The new research tested 159 samples using a standard technique to eliminate contamination from other sources and was performed at the University of Minnesota School of Public Health. The samples came from across the world, including from Uganda, Ecuador and Indonesia.
How microplastics end up in drinking water is for now a mystery, but the atmosphere is one obvious source, with fibers shed by the everyday wear and tear of clothes and carpets. Tumble dryers are another potential source, with almost 80 percent of US households having dryers that usually vent to the open air.
“We really think that the lakes [and other water bodies] can be contaminated by cumulative atmospheric inputs,” said Johnny Gasperi, at the University Paris-Est Creteil, who did the Paris studies. “What we observed in Paris tends to demonstrate that a huge amount of fibers are present in atmospheric fallout.”

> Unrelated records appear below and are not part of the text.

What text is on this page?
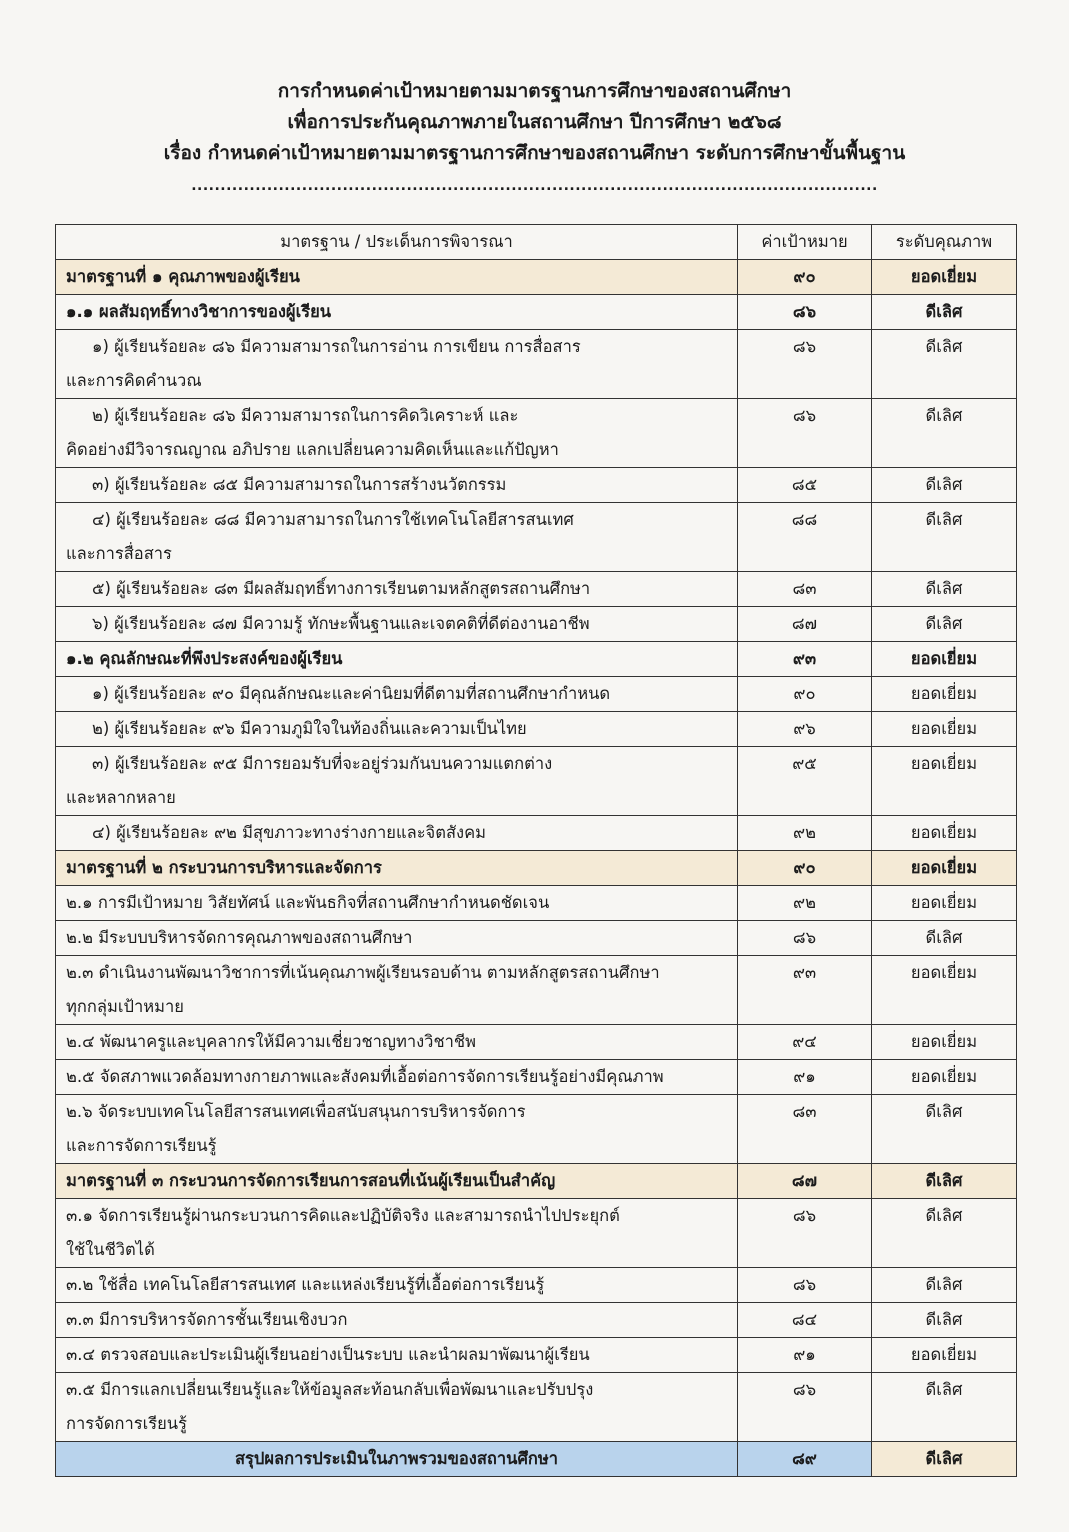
การกำหนดค่าเป้าหมายตามมาตรฐานการศึกษาของสถานศึกษา
เพื่อการประกันคุณภาพภายในสถานศึกษา ปีการศึกษา ๒๕๖๘
เรื่อง กำหนดค่าเป้าหมายตามมาตรฐานการศึกษาของสถานศึกษา ระดับการศึกษาขั้นพื้นฐาน
......................................................................................................................
มาตรฐาน / ประเด็นการพิจารณา	ค่าเป้าหมาย	ระดับคุณภาพ

มาตรฐานที่ ๑ คุณภาพของผู้เรียน	๙๐	ยอดเยี่ยม

๑.๑ ผลสัมฤทธิ์ทางวิชาการของผู้เรียน	๘๖	ดีเลิศ

๑) ผู้เรียนร้อยละ ๘๖ มีความสามารถในการอ่าน การเขียน การสื่อสาร
และการคิดคำนวณ	๘๖	ดีเลิศ

๒) ผู้เรียนร้อยละ ๘๖ มีความสามารถในการคิดวิเคราะห์ และ
คิดอย่างมีวิจารณญาณ อภิปราย แลกเปลี่ยนความคิดเห็นและแก้ปัญหา	๘๖	ดีเลิศ

๓) ผู้เรียนร้อยละ ๘๕ มีความสามารถในการสร้างนวัตกรรม	๘๕	ดีเลิศ

๔) ผู้เรียนร้อยละ ๘๘ มีความสามารถในการใช้เทคโนโลยีสารสนเทศ
และการสื่อสาร	๘๘	ดีเลิศ

๕) ผู้เรียนร้อยละ ๘๓ มีผลสัมฤทธิ์ทางการเรียนตามหลักสูตรสถานศึกษา	๘๓	ดีเลิศ

๖) ผู้เรียนร้อยละ ๘๗ มีความรู้ ทักษะพื้นฐานและเจตคติที่ดีต่องานอาชีพ	๘๗	ดีเลิศ

๑.๒ คุณลักษณะที่พึงประสงค์ของผู้เรียน	๙๓	ยอดเยี่ยม

๑) ผู้เรียนร้อยละ ๙๐ มีคุณลักษณะและค่านิยมที่ดีตามที่สถานศึกษากำหนด	๙๐	ยอดเยี่ยม

๒) ผู้เรียนร้อยละ ๙๖ มีความภูมิใจในท้องถิ่นและความเป็นไทย	๙๖	ยอดเยี่ยม

๓) ผู้เรียนร้อยละ ๙๕ มีการยอมรับที่จะอยู่ร่วมกันบนความแตกต่าง
และหลากหลาย	๙๕	ยอดเยี่ยม

๔) ผู้เรียนร้อยละ ๙๒ มีสุขภาวะทางร่างกายและจิตสังคม	๙๒	ยอดเยี่ยม

มาตรฐานที่ ๒ กระบวนการบริหารและจัดการ	๙๐	ยอดเยี่ยม

๒.๑ การมีเป้าหมาย วิสัยทัศน์ และพันธกิจที่สถานศึกษากำหนดชัดเจน	๙๒	ยอดเยี่ยม

๒.๒ มีระบบบริหารจัดการคุณภาพของสถานศึกษา	๘๖	ดีเลิศ

๒.๓ ดำเนินงานพัฒนาวิชาการที่เน้นคุณภาพผู้เรียนรอบด้าน ตามหลักสูตรสถานศึกษา
ทุกกลุ่มเป้าหมาย	๙๓	ยอดเยี่ยม

๒.๔ พัฒนาครูและบุคลากรให้มีความเชี่ยวชาญทางวิชาชีพ	๙๔	ยอดเยี่ยม

๒.๕ จัดสภาพแวดล้อมทางกายภาพและสังคมที่เอื้อต่อการจัดการเรียนรู้อย่างมีคุณภาพ	๙๑	ยอดเยี่ยม

๒.๖ จัดระบบเทคโนโลยีสารสนเทศเพื่อสนับสนุนการบริหารจัดการ
และการจัดการเรียนรู้	๘๓	ดีเลิศ

มาตรฐานที่ ๓ กระบวนการจัดการเรียนการสอนที่เน้นผู้เรียนเป็นสำคัญ	๘๗	ดีเลิศ

๓.๑ จัดการเรียนรู้ผ่านกระบวนการคิดและปฏิบัติจริง และสามารถนำไปประยุกต์
ใช้ในชีวิตได้	๘๖	ดีเลิศ

๓.๒ ใช้สื่อ เทคโนโลยีสารสนเทศ และแหล่งเรียนรู้ที่เอื้อต่อการเรียนรู้	๘๖	ดีเลิศ

๓.๓ มีการบริหารจัดการชั้นเรียนเชิงบวก	๘๔	ดีเลิศ

๓.๔ ตรวจสอบและประเมินผู้เรียนอย่างเป็นระบบ และนำผลมาพัฒนาผู้เรียน	๙๑	ยอดเยี่ยม

๓.๕ มีการแลกเปลี่ยนเรียนรู้และให้ข้อมูลสะท้อนกลับเพื่อพัฒนาและปรับปรุง
การจัดการเรียนรู้	๘๖	ดีเลิศ

สรุปผลการประเมินในภาพรวมของสถานศึกษา	๘๙	ดีเลิศ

Plastic fibers may also be flushed into water systems, with a recent study finding that each cycle of a washing machine could release 700,000 fibers into the environment. Rains could also sweep up microplastic pollution, which could explain why the household wells used in Indonesia were found to be contaminated.
In Beirut, Lebanon, the water supply comes from natural springs, but 94 percent of the samples were contaminated.
“This research only scratches the surface, but it seems to be a very itchy one,” said Hussam Hawwa, at the environmental consultancy Difaf, which collected samples for Orb.
Current standard water treatment systems do not filter out all of the microplastics, Mahon said.
“There is nowhere really where you can say these are being trapped 100 percent,” she said. “In terms of fibers, the diameter is 10 microns across, and it would be very unusual to find that level of filtration in our drinking water systems.”
Bottled water may not provide a microplastic-free alternative to tapwater, as the they were also found in a few samples of commercial bottled water tested in the US for Orb.
Almost 300 million tonnes of plastic are produced each year and, with just 20 percent recycled or incinerated, much of it ends up littering the air, land and sea.
A report in July found 8.3 billion tonnes of plastic has been produced since the 1950s, with the researchers warning that plastic waste has become ubiquitous in the environment.
“We are increasingly smothering ecosystems in plastic and I am very worried that there may be all kinds of unintended, adverse consequences that we will only find out about once it is too late,” said Roland Geyer, a professor at the University of California at Santa Barbara who led the study.
Mahon said the new tap water analyses raise a red flag but that more work is needed to replicate the results, find the sources of contamination and evaluate the possible health impacts.
She said plastics are very useful, but that management of the waste must be drastically improved.
“We need plastics in our lives, but it is us that is doing the damage by discarding them in very careless ways,” she said.